No entanto, para Kevin Watkins, ex-chefe da instituição de caridade Save the Children, a indicação está inadequada, pois na sua avaliação esta “será uma nomeação do Tesouro dos EUA, o que é ultrajante. Deve haver uma busca global pelo melhor candidato”. Além dele, o chefe de política de desigualdade da Oxfam, Max Lawson, acredita que “Joe Biden deve apoiar um processo de recrutamento aberto totalmente transparente para mostrar ao mundo que seu governo é diferente”.
Complementar a esses comentários, Justine Greening, ex-secretária de desenvolvimento internacional do Reino Unido, também declarou que há um forte argumento para que uma tradição que remonta à fundação do Banco Mundial e do FMI em 1944 seja quebrada.
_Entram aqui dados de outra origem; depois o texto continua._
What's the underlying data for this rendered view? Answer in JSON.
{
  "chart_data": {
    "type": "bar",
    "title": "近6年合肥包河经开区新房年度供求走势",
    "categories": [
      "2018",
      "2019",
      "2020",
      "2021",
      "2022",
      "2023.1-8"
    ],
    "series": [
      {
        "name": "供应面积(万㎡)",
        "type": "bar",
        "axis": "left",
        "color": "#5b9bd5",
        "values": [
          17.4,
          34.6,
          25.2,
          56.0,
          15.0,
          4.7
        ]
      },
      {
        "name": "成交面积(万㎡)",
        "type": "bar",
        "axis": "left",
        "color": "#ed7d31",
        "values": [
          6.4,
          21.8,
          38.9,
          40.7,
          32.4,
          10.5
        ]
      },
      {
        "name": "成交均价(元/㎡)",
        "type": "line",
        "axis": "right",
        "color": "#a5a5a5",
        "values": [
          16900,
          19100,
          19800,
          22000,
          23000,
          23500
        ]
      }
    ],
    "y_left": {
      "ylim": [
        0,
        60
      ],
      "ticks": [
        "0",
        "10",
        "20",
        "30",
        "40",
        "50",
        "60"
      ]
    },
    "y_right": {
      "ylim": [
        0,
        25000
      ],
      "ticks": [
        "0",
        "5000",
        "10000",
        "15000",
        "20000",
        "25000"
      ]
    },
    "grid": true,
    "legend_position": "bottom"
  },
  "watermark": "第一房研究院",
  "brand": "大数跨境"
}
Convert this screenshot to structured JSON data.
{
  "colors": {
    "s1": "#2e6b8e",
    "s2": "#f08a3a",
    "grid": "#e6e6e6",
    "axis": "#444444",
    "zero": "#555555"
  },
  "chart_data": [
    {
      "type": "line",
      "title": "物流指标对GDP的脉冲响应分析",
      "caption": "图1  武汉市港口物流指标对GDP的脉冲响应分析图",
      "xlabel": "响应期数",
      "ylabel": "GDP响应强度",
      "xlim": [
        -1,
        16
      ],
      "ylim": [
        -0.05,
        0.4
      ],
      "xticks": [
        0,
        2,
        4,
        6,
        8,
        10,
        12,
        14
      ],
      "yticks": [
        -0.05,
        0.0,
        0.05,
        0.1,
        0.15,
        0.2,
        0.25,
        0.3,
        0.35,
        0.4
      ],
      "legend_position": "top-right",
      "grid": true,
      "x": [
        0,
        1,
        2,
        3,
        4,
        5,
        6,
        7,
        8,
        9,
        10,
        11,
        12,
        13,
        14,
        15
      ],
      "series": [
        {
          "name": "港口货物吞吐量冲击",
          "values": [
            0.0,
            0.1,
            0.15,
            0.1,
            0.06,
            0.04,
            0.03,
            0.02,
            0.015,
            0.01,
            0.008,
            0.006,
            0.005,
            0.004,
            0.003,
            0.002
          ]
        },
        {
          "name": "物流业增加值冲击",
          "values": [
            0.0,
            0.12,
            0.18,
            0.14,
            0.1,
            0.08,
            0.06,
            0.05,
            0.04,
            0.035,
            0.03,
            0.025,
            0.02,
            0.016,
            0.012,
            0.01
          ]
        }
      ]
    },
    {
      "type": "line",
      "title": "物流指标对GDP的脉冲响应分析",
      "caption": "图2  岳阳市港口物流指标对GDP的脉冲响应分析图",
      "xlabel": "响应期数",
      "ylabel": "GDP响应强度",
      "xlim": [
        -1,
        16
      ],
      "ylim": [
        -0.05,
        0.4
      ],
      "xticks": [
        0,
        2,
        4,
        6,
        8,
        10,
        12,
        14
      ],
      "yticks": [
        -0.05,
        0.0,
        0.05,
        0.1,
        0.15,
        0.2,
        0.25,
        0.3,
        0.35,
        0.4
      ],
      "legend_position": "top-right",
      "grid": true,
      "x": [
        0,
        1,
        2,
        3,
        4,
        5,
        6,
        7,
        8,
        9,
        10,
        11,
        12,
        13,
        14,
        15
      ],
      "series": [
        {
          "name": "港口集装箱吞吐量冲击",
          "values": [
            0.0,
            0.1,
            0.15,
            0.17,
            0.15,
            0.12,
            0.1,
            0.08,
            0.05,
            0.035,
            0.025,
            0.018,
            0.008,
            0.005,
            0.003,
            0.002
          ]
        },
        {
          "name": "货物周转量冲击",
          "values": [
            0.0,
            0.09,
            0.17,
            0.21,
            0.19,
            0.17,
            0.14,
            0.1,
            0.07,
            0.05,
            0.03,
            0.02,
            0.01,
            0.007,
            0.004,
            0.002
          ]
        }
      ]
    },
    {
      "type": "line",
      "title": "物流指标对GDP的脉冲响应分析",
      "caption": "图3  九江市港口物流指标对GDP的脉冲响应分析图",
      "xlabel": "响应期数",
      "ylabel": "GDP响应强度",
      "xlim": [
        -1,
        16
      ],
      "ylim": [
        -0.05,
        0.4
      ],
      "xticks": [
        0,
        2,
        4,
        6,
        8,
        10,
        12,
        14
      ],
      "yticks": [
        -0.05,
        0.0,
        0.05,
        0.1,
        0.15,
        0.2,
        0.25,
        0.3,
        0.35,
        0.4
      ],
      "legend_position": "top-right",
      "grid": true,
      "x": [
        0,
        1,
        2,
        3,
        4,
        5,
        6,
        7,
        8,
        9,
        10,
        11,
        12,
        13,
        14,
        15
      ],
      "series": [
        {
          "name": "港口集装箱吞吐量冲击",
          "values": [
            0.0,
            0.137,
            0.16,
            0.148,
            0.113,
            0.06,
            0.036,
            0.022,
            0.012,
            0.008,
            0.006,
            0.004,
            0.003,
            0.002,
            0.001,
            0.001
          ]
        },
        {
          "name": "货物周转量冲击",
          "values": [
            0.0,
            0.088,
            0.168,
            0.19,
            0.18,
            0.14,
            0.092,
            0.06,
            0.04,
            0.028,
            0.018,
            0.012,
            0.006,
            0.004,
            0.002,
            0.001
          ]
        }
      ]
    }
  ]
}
Nesse sentindo, começa a surgir um movimento para que Mia Mottley, a primeira-ministra de Barbados, possa ser a candidata do mundo em desenvolvimento. Ela foi responsável pela Iniciativa de Bridgetown – um plano para a reforma do financiamento do desenvolvimento que envolveria o alívio automático da dívida de países afetados por pandemias ou desastres naturais e um novo mecanismo para canalizar o investimento do setor privado para a mitigação climática.
Fala-se muito que há pouco futuro na tentativa de enfrentar problemas da década de 2020 com instituições criadas na década de 1940, tanto que apoiadores de Biden indicam que é hora de repensar a forma como o Banco opera e se as instituições multilaterais são adequadas ao seu propósito.
Caso os EUA concordem em romper com a tradição, também foram ventilados os nomes de Raghuram Rajan, ex-governador do Banco Central da Índia e ex-economista-chefe do FMI; e José Antonio Ocampo, ministro da Fazenda da Colômbia.
No entanto, acreditar que os EUA concordem em renunciar a indicação da Presidência do Banco Mundial parece ser uma perspectiva utópica e tende a estagnar como uma tentativa de pressão vestida com retórica da governança global, mais do que com propostas práticas de reformas visando fortalecer o trabalho institucional para dar-lhe maior eficácia.
Fica a dúvida: caso o cidadão de um país em desenvolvimento seja efetivamente indicado à Presidência, isso significará uma mudança significativa nos rumos institucionais? Não necessariamente, uma vez que esta pode ser uma escolha apenas pró-forma se ela não estiver aliada a um plano de reestruturação institucional transparente. A questão é que dificilmente os EUA abrirão mão de sua influência sobre o Banco Mundial.